You just need to think of [H]'s testing as showing which card provides better IQ not which card provides better FPS. They pick a target FPS and see which card can turn on more settings, rather than picking a target setting and see which can provide more FPS.
Either method suffers when a card is exceptionally slow or fast at a specific effect or combination of effects so you can never get an all encompassing measure of performance anyway because no review site has enough time to test a game with every combination of resolution, AA, AF, DoF, tessellation, HDR, etc.
Most sites only change AA settings between benches, which means you only learn how much of a hit AA causes on a card. If a card crawls at 4xAA and max settings, but turning off just DoF suddenly makes it playable, that's not something you'll usually find out on a non-[H] review.
By testing with AA on and off it's designated as the least important effect. Personally I find DoF and HDR the least important and would rather see tests with 4x AA and optional DoF/HDR.
This is a good point. Both reviews with canned benches and [H] use (by necessity) a certain priority order for increasing image quality. This order we may have different opinions on and may also be quite different depending on game.
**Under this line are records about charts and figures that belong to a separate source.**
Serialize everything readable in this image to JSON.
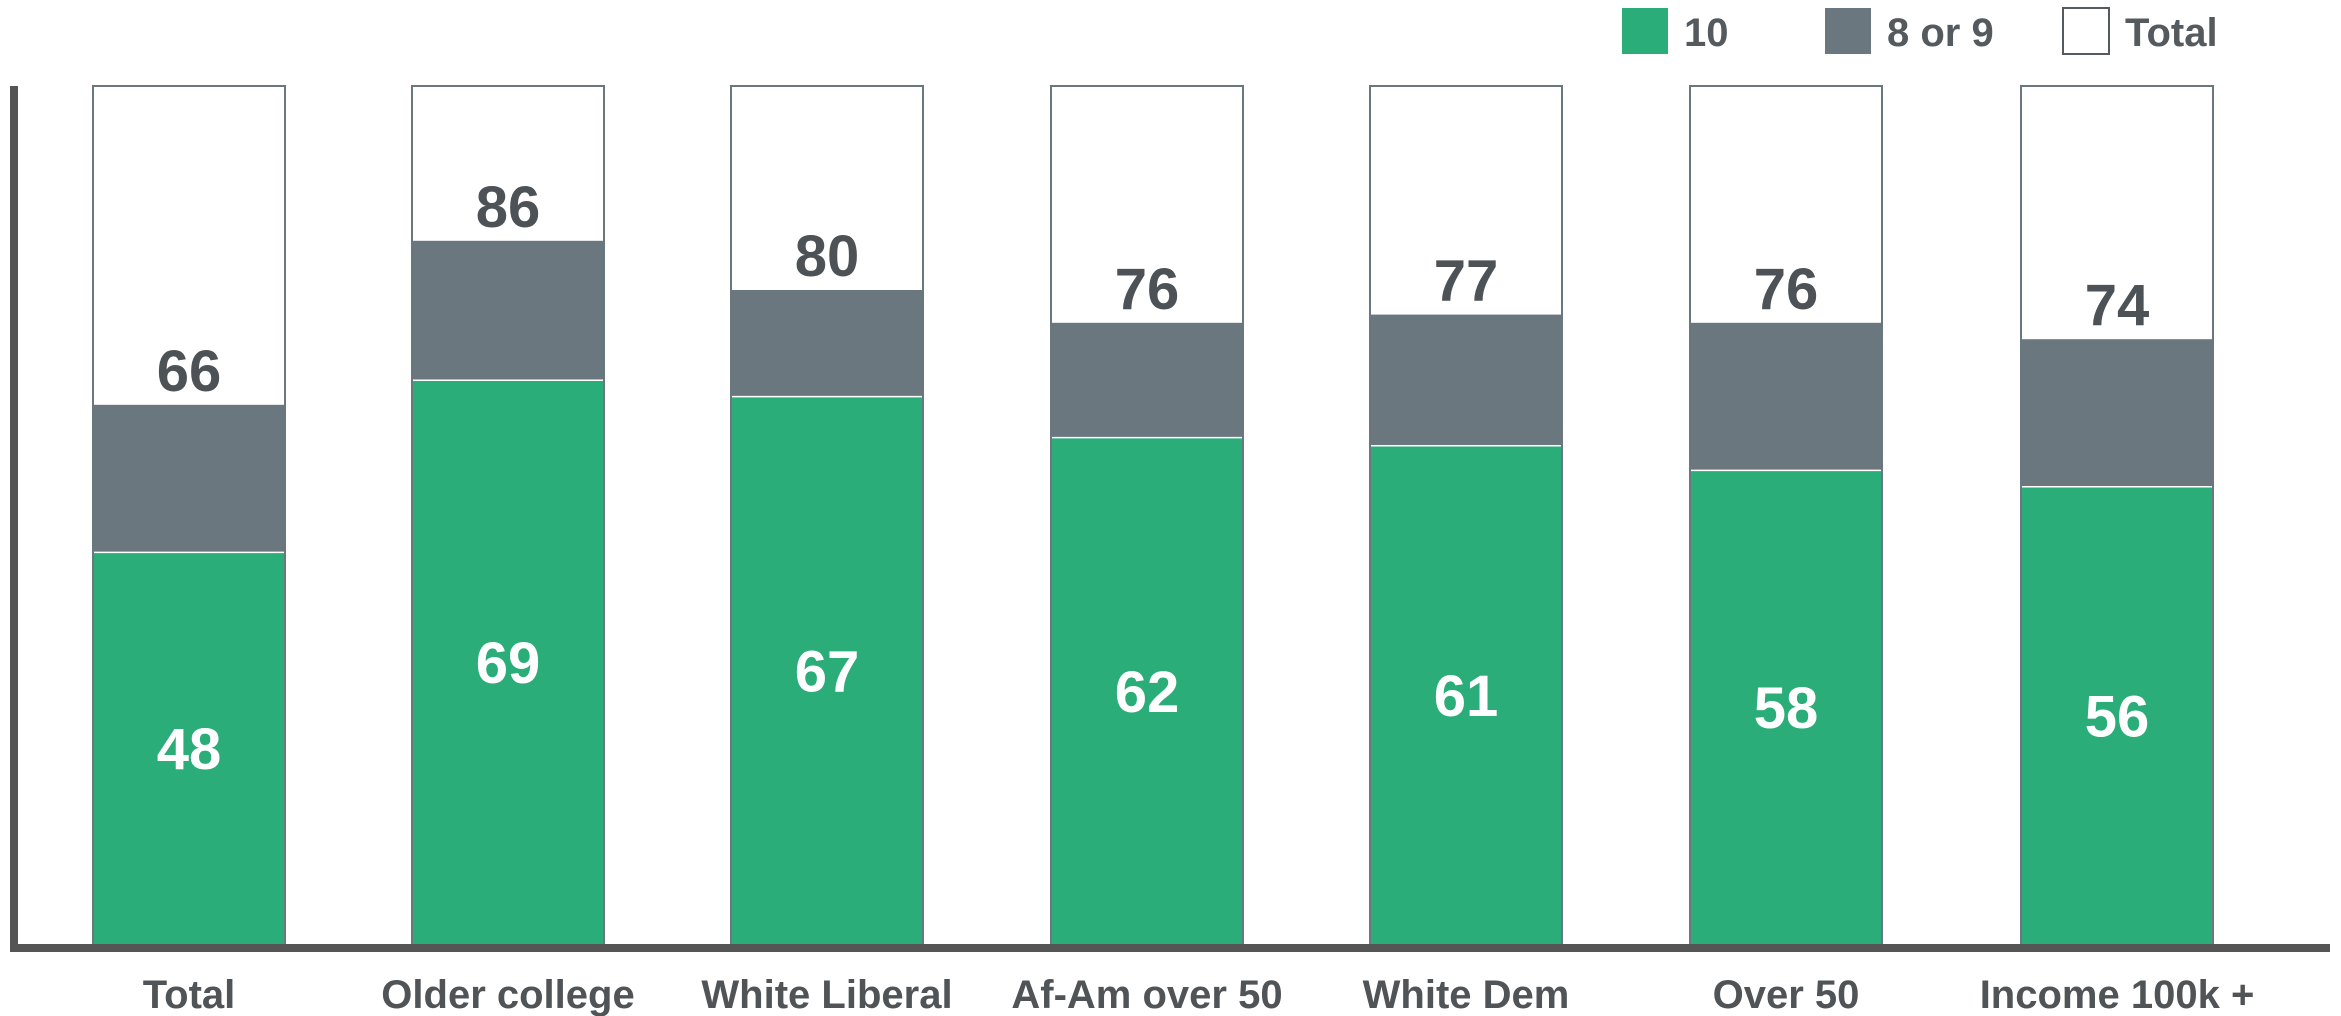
{
  "chart_data": {
    "type": "bar",
    "stacked": true,
    "categories": [
      "Total",
      "Older college",
      "White Liberal",
      "Af-Am over 50",
      "White Dem",
      "Over 50",
      "Income 100k +"
    ],
    "series": [
      {
        "name": "10",
        "values": [
          48,
          69,
          67,
          62,
          61,
          58,
          56
        ],
        "color": "#2aad78"
      },
      {
        "name": "8 or 9",
        "values": [
          18,
          17,
          13,
          14,
          16,
          18,
          18
        ],
        "color": "#6b777e"
      }
    ],
    "totals": [
      66,
      86,
      80,
      76,
      77,
      76,
      74
    ],
    "legend": [
      {
        "label": "10",
        "color": "#2aad78"
      },
      {
        "label": "8 or 9",
        "color": "#6b777e"
      },
      {
        "label": "Total",
        "color": "#ffffff"
      }
    ],
    "legend_position": "top-right",
    "ylim": [
      0,
      105
    ],
    "grid": false,
    "colors": {
      "ten": "#2aad78",
      "eight_nine": "#6b777e",
      "total_fill": "#ffffff",
      "bar_outline": "#6b777e",
      "axis": "#555555",
      "dark_label": "#4d5256",
      "light_label": "#ffffff"
    }
  }
}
While [H] may not hit the sweetspot order that may everynoe happy they at least try to cut a meaningful path through this jungle towards playability versus IQ.
What I don't understand and objected to was the notion that people would prefer [H] due to some possible "subjectivity" when the choice is to avoid meaningles measurements as canned benches that repeatedly show themselves to be in best case highly noisy on the verge of randomness when compared between sites. In worst case the benches are only showing the optimization/secret reduction in image quality a card maker have made for the bench only.
Just because noise is easy to repeat it does not mean that it isn't noise.